It’s rare that the person I’m interviewing makes me cry, but I’m on the phone with Half Waif’s Nandi Rose Plunkett, and the two of us are having a tearful conversation about her late grandmother Asha Chand, the inspiration behind much of Half Waif’s third album, Lavender. Plunkett recalls her grandmother, a refugee from both India and Uganda who eventually ended up in England, burning the titular herb over her stove, allowing the fragrance to waft over the family home. While Plunkett was raised in the United States, she visited regularly, and when touring Europe, her grandmother’s house was a required pit stop.
“She knew I was calling the album Lavender,” says Plunkett. “Two weeks before she died, she sent a card to me because I was moving to a new house. She signed it: Love, Granny, with lavender in her heart. She got that I was associating this with her. Now it gets to be out in the world, and parts of her are going out into the world with it.” She tells me it’s a joy to talk and sing about the woman who brought so much love into her life, her way of carrying the torch on her grandmother’s behalf.
“Something I told myself is when we lose someone we love, it’s so sad,” Plunkett says. “But the positive spin is that they don’t inhabit their body anymore so we get to have more of them on us. We get to carry more of them now because they can’t carry themselves in a physical form. I feel like I have more of her in me. Which is a good feeling.”
It’s a typically emotive statement from Plunkett, whose music is peppered with stories from her personal life. When mining her memories for 2016 album Probable Depths, she created percussion from samples taken around her childhood home, all the better to draw the listener into her world. Offstage, she has also earned a reputation for honesty; last year, she wrote a scathing article for Esquire calling out the sexism she’s experienced as a female musician and writing about how that’s shaped her own insecurities.

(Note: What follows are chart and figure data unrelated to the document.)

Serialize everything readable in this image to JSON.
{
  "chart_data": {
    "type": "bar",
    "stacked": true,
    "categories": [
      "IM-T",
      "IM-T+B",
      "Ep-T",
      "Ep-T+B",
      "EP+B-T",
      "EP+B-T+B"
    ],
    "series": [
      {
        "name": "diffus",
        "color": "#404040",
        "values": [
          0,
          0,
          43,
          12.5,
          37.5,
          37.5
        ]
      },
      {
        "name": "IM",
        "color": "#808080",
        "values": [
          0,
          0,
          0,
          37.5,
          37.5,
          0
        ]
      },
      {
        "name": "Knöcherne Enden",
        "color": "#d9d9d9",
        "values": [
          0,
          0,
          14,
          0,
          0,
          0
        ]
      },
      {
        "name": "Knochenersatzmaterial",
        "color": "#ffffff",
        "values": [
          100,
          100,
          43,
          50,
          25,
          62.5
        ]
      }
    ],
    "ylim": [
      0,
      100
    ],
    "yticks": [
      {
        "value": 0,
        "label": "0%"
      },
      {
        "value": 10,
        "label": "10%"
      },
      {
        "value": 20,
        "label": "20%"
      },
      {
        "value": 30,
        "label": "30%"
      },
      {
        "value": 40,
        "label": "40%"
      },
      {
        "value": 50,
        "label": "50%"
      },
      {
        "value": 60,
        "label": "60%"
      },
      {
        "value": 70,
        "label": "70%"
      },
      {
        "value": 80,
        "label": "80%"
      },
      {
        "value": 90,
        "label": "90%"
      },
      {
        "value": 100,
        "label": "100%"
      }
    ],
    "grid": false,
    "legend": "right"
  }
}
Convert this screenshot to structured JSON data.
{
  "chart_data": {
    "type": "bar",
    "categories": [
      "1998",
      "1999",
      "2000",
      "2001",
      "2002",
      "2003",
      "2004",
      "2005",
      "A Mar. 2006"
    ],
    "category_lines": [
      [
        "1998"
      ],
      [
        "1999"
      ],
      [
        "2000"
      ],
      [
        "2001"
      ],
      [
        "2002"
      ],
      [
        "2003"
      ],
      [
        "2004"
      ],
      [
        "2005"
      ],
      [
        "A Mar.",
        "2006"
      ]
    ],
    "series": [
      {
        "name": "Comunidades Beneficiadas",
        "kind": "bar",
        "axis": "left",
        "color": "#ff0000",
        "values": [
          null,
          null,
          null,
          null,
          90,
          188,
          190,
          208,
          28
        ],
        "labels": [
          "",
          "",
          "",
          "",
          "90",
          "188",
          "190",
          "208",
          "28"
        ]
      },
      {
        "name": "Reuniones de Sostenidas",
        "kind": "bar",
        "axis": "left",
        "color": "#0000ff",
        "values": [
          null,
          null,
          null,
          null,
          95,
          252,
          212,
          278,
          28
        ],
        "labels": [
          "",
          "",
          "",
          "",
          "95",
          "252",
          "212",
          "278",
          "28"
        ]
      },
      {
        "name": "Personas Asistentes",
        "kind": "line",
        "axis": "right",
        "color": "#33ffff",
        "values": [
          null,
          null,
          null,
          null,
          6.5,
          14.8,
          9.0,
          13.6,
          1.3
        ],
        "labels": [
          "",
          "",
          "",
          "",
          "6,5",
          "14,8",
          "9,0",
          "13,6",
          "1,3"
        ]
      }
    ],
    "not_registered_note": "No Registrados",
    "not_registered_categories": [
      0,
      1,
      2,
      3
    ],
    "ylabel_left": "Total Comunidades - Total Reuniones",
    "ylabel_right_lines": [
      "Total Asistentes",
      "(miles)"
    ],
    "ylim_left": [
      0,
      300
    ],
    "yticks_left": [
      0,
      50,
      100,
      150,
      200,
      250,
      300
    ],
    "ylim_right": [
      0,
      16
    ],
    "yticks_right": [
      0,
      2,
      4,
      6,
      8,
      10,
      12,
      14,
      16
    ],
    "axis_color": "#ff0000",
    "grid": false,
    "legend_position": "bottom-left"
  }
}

“I keep coming back to that one little line of text in the comments section, dark and sharp as a spear: ‘The girl is beautiful and has a nice voice, but she doesn’t do anything for the band,’” she wrote. “What terrified me then, as it does now, was that this anonymous (male) voice on the internet somehow verbalized the exact fear that I carry around with me all the time: that I'm not enough. That no matter how many instruments I play — and how well I play them — I will never be seen as anything other than a silly girl: so cute for trying, but ultimately a useless prop beside the real musicians.”